Introduction
Problem
Joining a new Vault node to an existing single node initialized and active Vault cluster fails with the following error message in Vault's Operational Logs:
... [ERROR] core: failed to retry join raft cluster: retry=2s
... err=
... | failed to send answer to raft leader node: error decrypting challenge: error decrypting seal wrapped val>
... | error decrypting using seal pkcs11: 2 errors occurred:
... | \t* pkcs11: 0xC0: CKR_SIGNATURE_INVALID
... | \t* error initializing fallback verify hmac operation: pkcs11: 0x60: CKR_KEY_HANDLE_INVALID
# ... = truncated date & journalctl process prefix
Prerequisites (if applicable)
- Vault Enterprise Edition
- a 3rd party HSM solution used for auto unseal.
Cause
In this particular case the Vault configuration file for the initialized and active Vault node and the configuration file for the joining Vault node both contained identical configuration parameters within the pkcs11 stanza used for the HSM configuration. The generate_key configuration parameter was set to true for both nodes. However the configuration file used by the the 3rd party pkcs11 library used to communicate with the 3rd party HSM, on the initialized and active Vault node was pointing to a different ip address than the configuration file used by the the 3rd party pkcs11 library used to communicate with the 3rd party HSM on the joining node and no replication between the separate HSM instances was configured. This resulted in 2 HSM keys being generated with the same key_label and hmac_key_label on two different HSM instances. Therefore both Vault nodes were effectively using a different HSM key and thus joining the Vault Cluster failed. It is worth mentioning that the CKR_SIGNATURE_INVALID and the CKR_KEY_HANDLE_INVALID error messages were returned by the the 3rd party pkcs11 library and not by Vault itself.

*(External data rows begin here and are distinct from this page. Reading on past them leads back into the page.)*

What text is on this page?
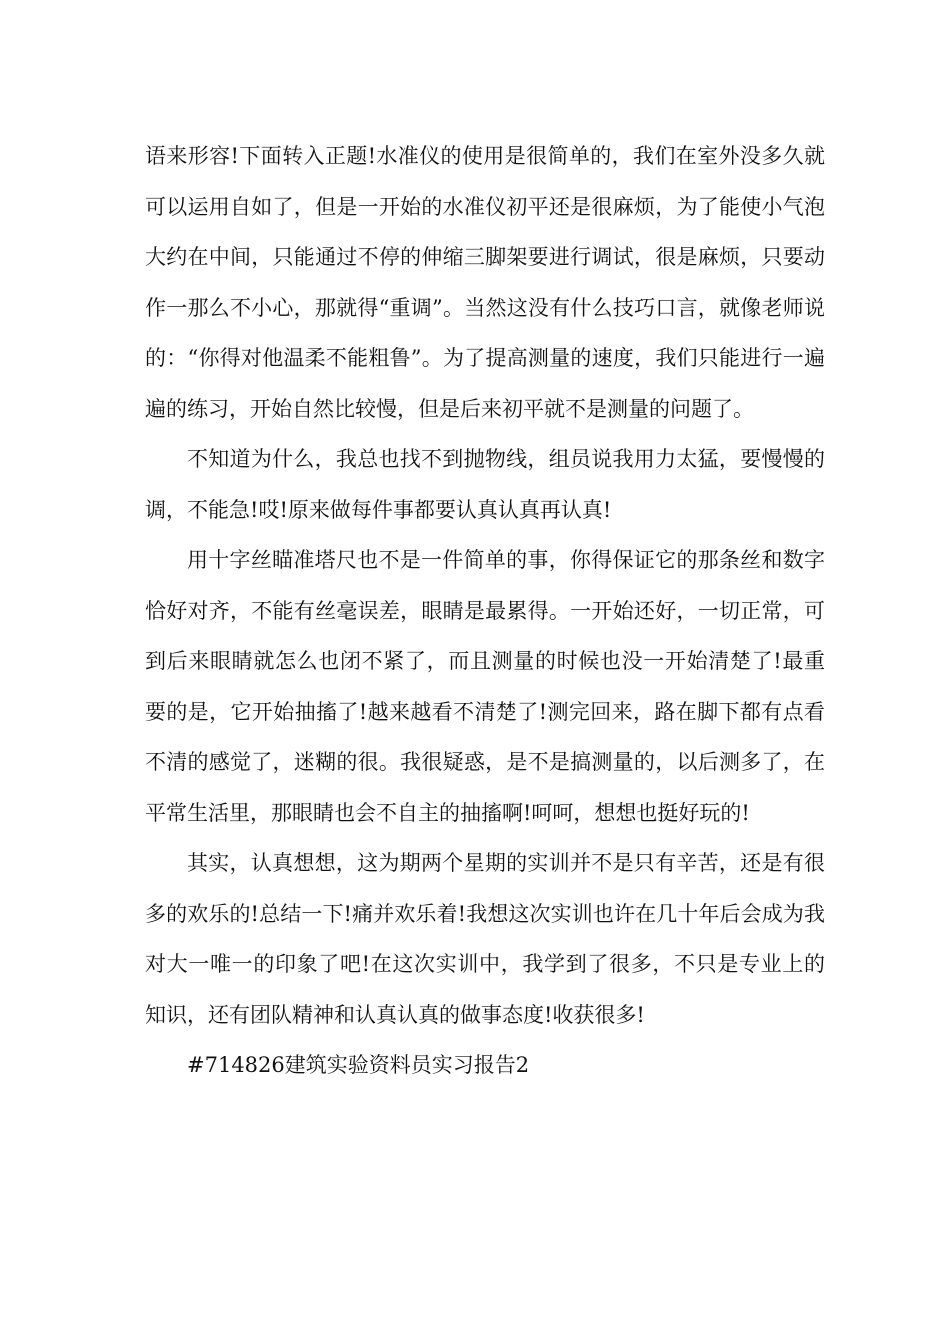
语来形容!下面转入正题!水准仪的使用是很简单的，我们在室外没多久就可以运用自如了，但是一开始的水准仪初平还是很麻烦，为了能使小气泡大约在中间，只能通过不停的伸缩三脚架要进行调试，很是麻烦，只要动作一那么不小心，那就得“重调”。当然这没有什么技巧口言，就像老师说的：“你得对他温柔不能粗鲁”。为了提高测量的速度，我们只能进行一遍遍的练习，开始自然比较慢，但是后来初平就不是测量的问题了。

不知道为什么，我总也找不到抛物线，组员说我用力太猛，要慢慢的调，不能急!哎!原来做每件事都要认真认真再认真!

用十字丝瞄准塔尺也不是一件简单的事，你得保证它的那条丝和数字恰好对齐，不能有丝毫误差，眼睛是最累得。一开始还好，一切正常，可到后来眼睛就怎么也闭不紧了，而且测量的时候也没一开始清楚了!最重要的是，它开始抽搐了!越来越看不清楚了!测完回来，路在脚下都有点看不清的感觉了，迷糊的很。我很疑惑，是不是搞测量的，以后测多了，在平常生活里，那眼睛也会不自主的抽搐啊!呵呵，想想也挺好玩的!

其实，认真想想，这为期两个星期的实训并不是只有辛苦，还是有很多的欢乐的!总结一下!痛并欢乐着!我想这次实训也许在几十年后会成为我对大一唯一的印象了吧!在这次实训中，我学到了很多，不只是专业上的知识，还有团队精神和认真认真的做事态度!收获很多!

#714826建筑实验资料员实习报告2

Overview of possible solutions (if applicable)
Solutions:
-
Making sure that the configuration file used by the the 3rd party pkcs11 library is configured to use the same HSM instance.
-
Making sure that HSM replication is properly configured, if the HSM infrastructure allows this kind of configuration
Outcome
The expected outcome is that Vault nodes are able to join an existing Vault Cluster.